21-pod-podLifecycle
concepts/workloads/pods/pod-lifecycle/
Pod Lifecycle
主要是描述Pods生命周期:
- Pod phase
- Pod conditions
- Container probes探针
- Pod and Container status
- Container States
- Pod readiness gate准备状态
- Restart policy重启策略
- Pod lifetime
- Examples
- What's next
Pod phase
A Pod’s status
field is a PodStatus object, which has a phase
field. 一个Podsstatus
字段是一个PodStatus对象,它有一个phase
字段
The phase of a Pod is a simple, high-level summary of where the Pod is in its lifecycle. The phase is not intended to be a comprehensive rollup of observations of Container or Pod state, nor is it intended to be a comprehensive state machine.podphase
是对pod在其生命周期中所处位置的简单、高级总结。该阶段不打算是对容器或pod状态观测的综合汇总,也不打算是一个综合状态机。
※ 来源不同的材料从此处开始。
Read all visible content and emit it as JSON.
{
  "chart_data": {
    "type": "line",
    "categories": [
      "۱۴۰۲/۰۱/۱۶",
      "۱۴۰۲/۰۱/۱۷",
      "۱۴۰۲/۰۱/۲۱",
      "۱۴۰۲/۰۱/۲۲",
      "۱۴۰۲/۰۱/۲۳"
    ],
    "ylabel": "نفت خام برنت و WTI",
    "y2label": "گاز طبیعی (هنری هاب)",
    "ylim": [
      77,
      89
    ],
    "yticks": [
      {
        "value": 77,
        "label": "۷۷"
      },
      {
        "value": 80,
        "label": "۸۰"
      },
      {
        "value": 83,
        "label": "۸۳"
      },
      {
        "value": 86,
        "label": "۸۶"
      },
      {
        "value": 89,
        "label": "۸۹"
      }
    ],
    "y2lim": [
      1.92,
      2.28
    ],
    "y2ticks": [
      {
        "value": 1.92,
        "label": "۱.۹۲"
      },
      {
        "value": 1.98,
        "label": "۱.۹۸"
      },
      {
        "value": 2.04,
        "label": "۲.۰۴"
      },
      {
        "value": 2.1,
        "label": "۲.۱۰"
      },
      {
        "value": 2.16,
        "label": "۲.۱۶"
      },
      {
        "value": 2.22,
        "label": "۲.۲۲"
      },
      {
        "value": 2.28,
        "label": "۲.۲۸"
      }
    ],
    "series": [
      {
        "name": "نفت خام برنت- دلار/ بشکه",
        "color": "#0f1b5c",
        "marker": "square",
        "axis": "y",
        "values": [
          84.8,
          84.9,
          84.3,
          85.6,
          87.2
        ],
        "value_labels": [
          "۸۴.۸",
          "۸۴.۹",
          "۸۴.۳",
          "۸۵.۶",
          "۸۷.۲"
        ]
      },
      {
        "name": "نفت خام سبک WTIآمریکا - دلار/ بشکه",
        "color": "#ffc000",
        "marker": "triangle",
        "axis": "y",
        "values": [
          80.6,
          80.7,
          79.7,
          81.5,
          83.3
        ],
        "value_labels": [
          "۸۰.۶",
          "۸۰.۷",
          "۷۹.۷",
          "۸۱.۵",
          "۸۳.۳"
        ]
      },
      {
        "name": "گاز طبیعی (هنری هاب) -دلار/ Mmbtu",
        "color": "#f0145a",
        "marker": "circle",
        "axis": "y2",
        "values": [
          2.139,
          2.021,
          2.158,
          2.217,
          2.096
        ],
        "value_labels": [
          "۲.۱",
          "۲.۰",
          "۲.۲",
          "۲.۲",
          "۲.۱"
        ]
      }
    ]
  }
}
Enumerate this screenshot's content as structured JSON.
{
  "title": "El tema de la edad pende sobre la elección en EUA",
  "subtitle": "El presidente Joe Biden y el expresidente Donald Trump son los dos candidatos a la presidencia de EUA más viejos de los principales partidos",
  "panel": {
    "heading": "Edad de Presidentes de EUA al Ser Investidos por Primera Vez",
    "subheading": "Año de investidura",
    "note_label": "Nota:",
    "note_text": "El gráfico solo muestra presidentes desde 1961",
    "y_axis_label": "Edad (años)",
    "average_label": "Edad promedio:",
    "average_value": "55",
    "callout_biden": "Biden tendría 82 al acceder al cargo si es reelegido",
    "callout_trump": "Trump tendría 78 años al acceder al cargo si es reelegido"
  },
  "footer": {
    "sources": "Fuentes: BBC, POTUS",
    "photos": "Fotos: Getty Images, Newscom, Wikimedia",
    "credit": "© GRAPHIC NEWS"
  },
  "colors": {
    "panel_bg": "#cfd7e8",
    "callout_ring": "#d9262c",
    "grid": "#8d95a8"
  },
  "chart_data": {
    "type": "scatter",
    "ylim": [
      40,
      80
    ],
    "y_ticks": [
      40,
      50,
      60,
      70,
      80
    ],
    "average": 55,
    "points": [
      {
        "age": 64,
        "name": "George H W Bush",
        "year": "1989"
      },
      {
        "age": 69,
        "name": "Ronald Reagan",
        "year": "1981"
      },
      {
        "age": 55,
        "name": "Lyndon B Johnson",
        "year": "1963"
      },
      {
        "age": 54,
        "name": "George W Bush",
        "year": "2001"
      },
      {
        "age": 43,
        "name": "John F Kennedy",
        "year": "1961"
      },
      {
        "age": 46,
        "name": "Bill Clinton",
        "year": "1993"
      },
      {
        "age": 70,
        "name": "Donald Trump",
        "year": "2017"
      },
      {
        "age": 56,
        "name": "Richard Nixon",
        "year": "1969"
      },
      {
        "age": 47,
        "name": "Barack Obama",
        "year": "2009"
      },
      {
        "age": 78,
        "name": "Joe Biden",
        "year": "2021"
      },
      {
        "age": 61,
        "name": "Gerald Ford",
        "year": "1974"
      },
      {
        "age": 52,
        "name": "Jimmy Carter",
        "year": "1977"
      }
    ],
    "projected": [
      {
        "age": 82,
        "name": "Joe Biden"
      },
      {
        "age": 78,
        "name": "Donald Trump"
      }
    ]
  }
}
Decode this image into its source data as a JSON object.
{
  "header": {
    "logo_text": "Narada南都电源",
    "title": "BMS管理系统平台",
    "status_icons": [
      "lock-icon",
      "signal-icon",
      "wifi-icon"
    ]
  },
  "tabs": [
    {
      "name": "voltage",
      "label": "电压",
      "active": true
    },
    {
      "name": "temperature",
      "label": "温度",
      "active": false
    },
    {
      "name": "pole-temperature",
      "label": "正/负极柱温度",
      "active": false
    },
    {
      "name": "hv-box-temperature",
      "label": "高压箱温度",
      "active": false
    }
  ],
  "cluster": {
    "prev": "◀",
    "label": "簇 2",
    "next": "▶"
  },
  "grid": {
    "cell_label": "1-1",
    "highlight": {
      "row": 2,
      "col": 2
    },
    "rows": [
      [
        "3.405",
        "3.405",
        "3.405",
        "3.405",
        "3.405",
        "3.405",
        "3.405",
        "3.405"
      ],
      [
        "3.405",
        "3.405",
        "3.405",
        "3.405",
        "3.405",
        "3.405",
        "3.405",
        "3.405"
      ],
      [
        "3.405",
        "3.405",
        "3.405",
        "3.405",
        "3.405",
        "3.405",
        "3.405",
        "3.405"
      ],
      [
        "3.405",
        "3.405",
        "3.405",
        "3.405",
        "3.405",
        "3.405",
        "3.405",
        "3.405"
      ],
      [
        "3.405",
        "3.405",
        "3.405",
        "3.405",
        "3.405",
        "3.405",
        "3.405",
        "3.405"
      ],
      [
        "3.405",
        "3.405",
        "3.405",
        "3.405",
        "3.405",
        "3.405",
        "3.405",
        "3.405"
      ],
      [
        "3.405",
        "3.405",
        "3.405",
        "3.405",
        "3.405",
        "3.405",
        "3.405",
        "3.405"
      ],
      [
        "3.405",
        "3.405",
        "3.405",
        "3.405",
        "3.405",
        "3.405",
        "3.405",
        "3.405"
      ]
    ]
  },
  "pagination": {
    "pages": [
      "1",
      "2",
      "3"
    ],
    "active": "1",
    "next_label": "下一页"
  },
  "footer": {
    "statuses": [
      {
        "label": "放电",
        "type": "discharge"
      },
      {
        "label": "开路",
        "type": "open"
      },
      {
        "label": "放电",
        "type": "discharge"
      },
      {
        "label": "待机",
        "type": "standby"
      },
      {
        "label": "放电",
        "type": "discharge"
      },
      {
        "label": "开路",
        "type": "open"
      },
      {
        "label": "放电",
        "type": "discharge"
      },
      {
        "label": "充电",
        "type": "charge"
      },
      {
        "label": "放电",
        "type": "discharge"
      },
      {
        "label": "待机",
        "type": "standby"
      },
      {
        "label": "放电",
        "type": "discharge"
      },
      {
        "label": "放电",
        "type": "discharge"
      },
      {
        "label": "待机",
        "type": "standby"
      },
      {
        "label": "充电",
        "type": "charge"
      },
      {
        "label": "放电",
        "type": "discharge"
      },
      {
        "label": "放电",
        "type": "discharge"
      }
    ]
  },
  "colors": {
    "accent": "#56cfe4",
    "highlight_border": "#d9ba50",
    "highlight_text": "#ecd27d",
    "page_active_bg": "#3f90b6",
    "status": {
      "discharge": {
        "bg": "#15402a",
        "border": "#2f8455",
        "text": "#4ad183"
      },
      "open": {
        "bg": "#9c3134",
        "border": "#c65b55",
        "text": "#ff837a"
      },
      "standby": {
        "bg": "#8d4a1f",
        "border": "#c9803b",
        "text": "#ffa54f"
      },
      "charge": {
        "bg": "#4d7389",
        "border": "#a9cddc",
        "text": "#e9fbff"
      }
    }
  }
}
The number and meanings of Pod phase values are tightly guarded. Other than what is documented here, nothing should be assumed about Pods that have a given phase
value.
pod相位值的数量和意义受到严格保护。除了这里记录的内容外,对于具有给定相位值的pod,不应假设任何内容。
以下是可能的值 phase
:
Value | Description |
---|---|
Pending |
The Pod has been accepted by the Kubernetes system, but one or more of the Container images has not been created. This includes time before being scheduled as well as time spent downloading images over the network, which could take a while.该pod 已被kubernetes系统接受,但一个或多个容器镜像尚未创建。这包括预定之前的时间以及通过网络下载图像所花费的时间,这可能需要一段时间。 |
Running |
The Pod has been bound to a node, and all of the Containers have been created. At least one Container is still running, or is in the process of starting or restarting.pod已绑定到一个节点,并且所有容器都已创建。至少有一个容器仍在运行,或者正在启动或重新启动。 |
Succeeded |
All Containers in the Pod have terminated in success, and will not be restarted.POD中的所有容器都已成功终止,并且不会重新启动。 |
Failed |
All Containers in the Pod have terminated, and at least one Container has terminated in failure. That is, the Container either exited with non-zero status or was terminated by the system. pod中的所有容器都已终止,并且至少有一个容器因故障而终止。也就是说,容器要么退出非零状态,要么被系统终止。 |
Unknown |
For some reason the state of the Pod could not be obtained, typically due to an error in communicating with the host of the Pod. 由于某种原因,无法获得pod的状态,通常是由于与pod主机通信时出错。 |
Pod conditions
A Pod has a PodStatus, which has an array of) through which the Pod has or has not passed. Each element of the PodCondition array has six possible fields:一个pod有一个PodStatus
,它有一系列 PodConditions,pod已经或没有通过这些PodCondition。PodCondition为一个数组的每个元素都有六个可能的字段:
- The
lastProbeTime
field provides a timestamp for when the Pod condition was last probed. 提供上次探测POD条件的时间戳。 - The
lastTransitionTime
field provides a timestamp for when the Pod last transitioned from one status to another.提供POD上次从一种状态转换到另一种状态的时间戳。 - The
message
field is a human-readable message indicating details about the transition.是一条人类可读的消息,指示有关转换的详细信息。 - The
reason
field is a unique, one-word, CamelCase reason for the condition’s last transition. 是一个独特的,一个词,CamelCase病例的原因,为条件的最后过渡。 - The
status
field is a string, with possible values “True
”, “False
”, and “Unknown
”. - The
type
field is a string with the following possible values:PodScheduled
: the Pod has been scheduled to a node; pod已被调度到一个节点Ready
: the Pod is able to serve requests and should be added to the load balancing pools of all matching Services; POD能够服务请求,并且应该被添加到所有匹配服务的负载平衡池中。Initialized
: all init containers have started successfully 所有容器初始化成功Unschedulable
: the scheduler cannot schedule the Pod right now, for example due to lack of resources or other constraints 调度程序现在无法调度pod,例如由于缺少资源或其他限制ContainersReady
: all containers in the Pod are ready. pod里的所有集装箱都准备好了
Container probes
探针 在容器上定期进行的诊断,为了执行诊断,kubelet调用由容器实现的处理程序 Handler 。有三种类型的处理程序:
- ExecAction: Executes a specified command inside the Container. The diagnostic is considered successful if the command exits with a status code of 0.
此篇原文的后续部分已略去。